Informazioni generali

Il complesso di aree sperimentali permanenti, istituite dal CRA–SEL nel corso della sua storia di ricerca (dal 1922), rappresenta un patrimonio di grande valore scientifico, tecnico-applicativo e storico-culturale.

 

Valore scientifico perché, attraverso la sperimentazione di metodi selvicolturali alternativi e la valutazione della loro sostenibilità su struttura, produttività e ecologia dei popolamenti forestali, è possibile definire sistemi di gestione più aderenti alle esigenze bio-ecologiche delle specie e alle necessità socio-economiche dei territori agro-forestali e montani. Il monitoraggio periodico consente poi di conoscere, qualificare e quantificare i processi dinamici in atto e valutare le capacità di recupero dei sistemi in funzione del tempo e soprattutto dei disturbi antropici e ambientali.

 

Valore tecnico-applicativo perché è possibile produrre risposte concrete e di facile applicazione ai gestori delle foreste pubbliche e ai proprietari privati, al legislatore e al pianificatore forestale. I risultati delle ricerche sono convertiti in una serie di indicazioni pratiche, utili per rispondere in maniera adeguata e innovativa ai bisogni ambientali espressi dalla società, in funzione anche dei cambiamenti climatici e dell’ambiente di crescita in atto. La rete di aree sperimentali permanenti rappresenta il punto di partenza per studi sulla multifunzionalità delle foreste a livello nazionale ed europeo.

 

Valore culturale perché le aree sperimentali rappresentano la memoria storica delle varie fasi che la ricerca in campo forestale ha percorso nel nostro Paese nel secolo trascorso.

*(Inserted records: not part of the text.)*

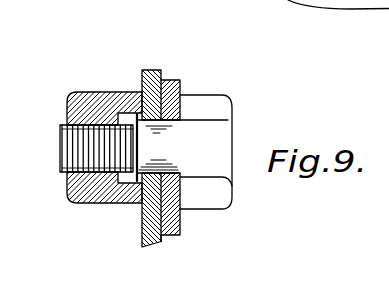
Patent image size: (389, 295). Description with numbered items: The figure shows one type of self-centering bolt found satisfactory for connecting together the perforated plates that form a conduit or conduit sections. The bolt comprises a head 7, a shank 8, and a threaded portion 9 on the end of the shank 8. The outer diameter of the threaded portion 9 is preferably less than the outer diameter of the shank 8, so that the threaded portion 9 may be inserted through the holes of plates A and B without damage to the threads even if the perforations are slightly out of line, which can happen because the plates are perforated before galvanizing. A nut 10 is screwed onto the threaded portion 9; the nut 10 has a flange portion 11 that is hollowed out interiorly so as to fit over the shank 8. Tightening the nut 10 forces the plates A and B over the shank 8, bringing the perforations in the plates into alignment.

The head 7 is at (232, 131).
The shank 8 is at (170, 137).
The threaded portion 9 is at (61, 128).
The nut 10 is at (92, 197).
The flange portion 11 is at (131, 188).
The plate A is at (143, 80).
The plate B is at (159, 146).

Il collegamento tra attività di ricerca e componenti politiche, sociali, tecniche e economiche che caratterizzano la filiera foresta-legno-ambiente è stato possibile perché si è sempre cercato di istituire protocolli sperimentali multi-obiettivo, in grado di soddisfare insieme richieste di rigore scientifico e risposte pratiche.

 

Alcuni dei protocolli sperimentali sono attivi dagli anni ’20 e ’50 del secolo scorso, come la rete di parcelle di specie esotiche e quella delle aree protette istituite entrambe da Aldo Pavari. Altri protocolli hanno contribuito a individuare e definire metodi gestionali innovativi nel settore dell’arboricoltura da legno; altri ancora, come quelli sulla gestione dei boschi cedui installati a partire dall’inizio degli anni ’70 coincidono con l’inizio della crisi dei combustibili legnosi. È importante sottolineare poi l’attualità della rete di conservazione della biodiversità forestale realizzata attraverso la costituzione di prove comparative di provenienze di varie specie forestali e di conservazione ex situ del germoplasma forestale; particolarmente significativa è la collezione dendrologica conservata negli “Arboreti sperimentali di Vallombrosa” che comprende attualmente circa 1700 individui arborei e arbustivi e che si è andata costituendo nell’arco di un secolo a partire dal 1880.

Queste ricerche hanno fornito risultati applicabili per la continuità di dati e osservazioni nel lungo periodo, che hanno consentito di studiare, analizzare e valutare i processi bio-ecologici ed evolutivi che caratterizzano l’ecosistema forestale.